Following up on my post last month about Celtic raven goddesses, I wanted to review this book about the goddess Morrigan, who was mentioned in that post.
The Morrigan: Meeting the Great Queens by Morgan Daimler is another installment of the Moon Books Pagan Portals series. It is a short book, under a hundred pages, but contains in-depth material nonetheless. It discusses the Irish triple goddess from early Irish literary and historical sources. Other Irish goddesses associated with or mentioned in conjunction with the Morrigan are also explored. If you are looking for a way through the baffling and contradictory literature about these goddesses your hopes are dashed. Daimler mostly confirms that the sources really are that confused and confusing. Needless to say, this is not a book for the casual reader. Still, those who worship Irish goddesses and are drawn to Irish Paganism will find it worthwhile. There are invocations, meditations, and personal recollections that break up the text, as well as short essays on general topics related to the Morrigan such as “dark goddesses.”

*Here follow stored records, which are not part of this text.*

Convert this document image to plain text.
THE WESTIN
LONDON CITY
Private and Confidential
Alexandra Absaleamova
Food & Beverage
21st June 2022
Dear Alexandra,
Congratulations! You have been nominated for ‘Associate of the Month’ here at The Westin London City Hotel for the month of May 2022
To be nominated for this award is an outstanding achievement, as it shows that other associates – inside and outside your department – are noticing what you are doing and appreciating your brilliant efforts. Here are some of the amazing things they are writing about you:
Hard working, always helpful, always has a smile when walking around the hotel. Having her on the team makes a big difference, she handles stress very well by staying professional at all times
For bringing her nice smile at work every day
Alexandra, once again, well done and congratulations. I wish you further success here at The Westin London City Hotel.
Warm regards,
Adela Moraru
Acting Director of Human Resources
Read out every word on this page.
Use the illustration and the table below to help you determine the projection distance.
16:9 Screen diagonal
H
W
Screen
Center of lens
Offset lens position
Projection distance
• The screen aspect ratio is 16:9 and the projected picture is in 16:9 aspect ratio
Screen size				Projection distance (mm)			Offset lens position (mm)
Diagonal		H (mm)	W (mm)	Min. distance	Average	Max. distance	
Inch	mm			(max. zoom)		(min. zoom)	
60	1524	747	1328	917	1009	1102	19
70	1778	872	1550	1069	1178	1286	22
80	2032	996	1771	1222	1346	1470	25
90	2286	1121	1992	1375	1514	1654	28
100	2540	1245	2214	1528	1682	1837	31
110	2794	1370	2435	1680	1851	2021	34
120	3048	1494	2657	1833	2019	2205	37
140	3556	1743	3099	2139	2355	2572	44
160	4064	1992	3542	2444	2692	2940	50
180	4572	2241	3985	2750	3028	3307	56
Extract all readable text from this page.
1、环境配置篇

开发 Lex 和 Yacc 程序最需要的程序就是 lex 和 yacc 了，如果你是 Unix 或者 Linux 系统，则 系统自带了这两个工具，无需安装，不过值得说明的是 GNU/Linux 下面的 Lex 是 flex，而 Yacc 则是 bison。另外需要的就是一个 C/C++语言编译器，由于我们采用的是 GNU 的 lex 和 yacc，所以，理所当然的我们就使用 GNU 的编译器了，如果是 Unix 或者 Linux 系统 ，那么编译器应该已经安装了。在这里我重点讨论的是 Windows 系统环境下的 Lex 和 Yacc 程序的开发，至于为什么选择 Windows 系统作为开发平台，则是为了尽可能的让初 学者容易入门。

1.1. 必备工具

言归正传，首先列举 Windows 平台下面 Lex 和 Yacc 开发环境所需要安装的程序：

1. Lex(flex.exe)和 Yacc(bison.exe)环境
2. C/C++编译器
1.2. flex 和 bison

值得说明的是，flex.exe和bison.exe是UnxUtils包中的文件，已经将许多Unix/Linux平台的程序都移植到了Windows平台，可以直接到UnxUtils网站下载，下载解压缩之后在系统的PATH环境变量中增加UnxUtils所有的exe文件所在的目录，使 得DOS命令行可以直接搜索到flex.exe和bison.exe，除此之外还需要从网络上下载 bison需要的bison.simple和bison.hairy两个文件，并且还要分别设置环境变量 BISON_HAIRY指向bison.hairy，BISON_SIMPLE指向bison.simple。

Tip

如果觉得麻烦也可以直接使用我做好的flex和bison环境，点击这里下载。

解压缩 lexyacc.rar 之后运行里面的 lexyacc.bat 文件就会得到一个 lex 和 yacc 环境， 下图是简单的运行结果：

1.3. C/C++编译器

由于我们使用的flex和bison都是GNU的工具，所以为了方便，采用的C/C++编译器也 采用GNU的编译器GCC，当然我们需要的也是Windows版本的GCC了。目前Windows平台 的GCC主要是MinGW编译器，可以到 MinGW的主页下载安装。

The Morrigan is written from a Pagan Reconstructionist perspective, with the limitations and prejudices this implies. It hints at the tensions between fundamentalists and reformationists in modern practice, which I find interesting rather than off-putting. Usually this “discussion” consists of Reconstructionists sniping at non-Reconstructionists and non-Reconstructionists rolling their eyes and ignoring Reconstructionists. I’ve decided that the time has come for some pushback from the other team and will be unleashing some well overdue criticism against Reconstructionism in an article I am writing for an upcoming anthology. I will eviscerate the Reconstructionists with incisive commentary worthy of the old Irish satirists. Morrigan has spoken: the war is on.